I haven’t locked in to any one recipe yet, and I plan on posting it when I find what works for me. I’ll say, though, that I overcooked the first batch. I thought that was funny and mildly ironic since there are so many warnings about not burning the granola when it’s in the oven, “toasting.” I read the warnings and thought, “Why would I burn it?”

Uh huh.

I found that I need to use more sweetener next time; the quarter cup suggested wasn’t enough to get the oats and seeds to stick together. I put in about one-half cup of ground flax seeds, and those worked out just fine. I added about one-third cup of chia seeds as well, and they were sticking together nicely when I stirred it all up but then fell off to the bottom of the pan during cooking. Oh well…  It was too many chia seeds anyway. They have a strong flavor.

I toasted the first batch at 300 degrees and stirred every 10 minutes, like one recipe said to do, and that’s the batch that got too dark. In fairness, I used dark baking sheets, and I should have known to compensate by turning the temp down.

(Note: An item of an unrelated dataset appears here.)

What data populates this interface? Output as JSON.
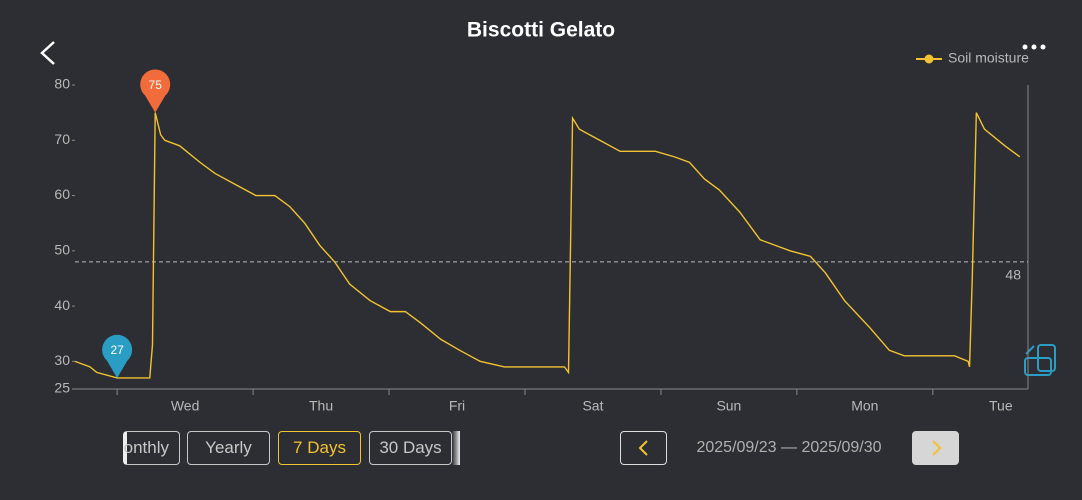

The next batch I toasted at 225 and stirred at 20 minutes, then in 15 minutes, then in 10 minutes, and then I pulled it out. That batch is much nicer, though it’s not quite right yet: the nuts and oats aren’t quite finished. I want the oats crisper and the nuts to have a more developed toasted flavor.

Also, I used honey because that’s what I had in the house, but I am definitely using maple syrup from now on. I found the same thing when I made candied nuts–honey just doesn’t have the depth of flavor that maple syrup does, even if it is a nice sweetener for some foods. The stronger flavor of maple suits nicely when baking, whereas I find honey’s flavor just gets smothered (even after I added a bit more than the 1/4 C. they called for and I used a stronger flavored honey than clover – maybe it was buckwheat? – it was a dark brown honey).

Oh! And I’ll definitely be using a touch of salt next time. I used salted butter and thought that might be enough, but with unsalted nuts to boot, it needs more of a boost there as well.

Still, it tastes pretty good, especially for an overcooked first attempt without strictly following a recipe. 😀 My daughter, a nut for granola, said “it’s good” and kept gulping it down. Good enough this time! Hopefully by the next time I need to make a batch I’ll have found a good source for local (or at least regional) maple syrup.

Sorry no photos this time – I misplaced the camera. Pics next time, including some finished pics of a home-made skirt and a pair of legwarmers I made recently.

Have a great Memorial Day Weekend! Please let me know in the comments what you’ve found when you made granola!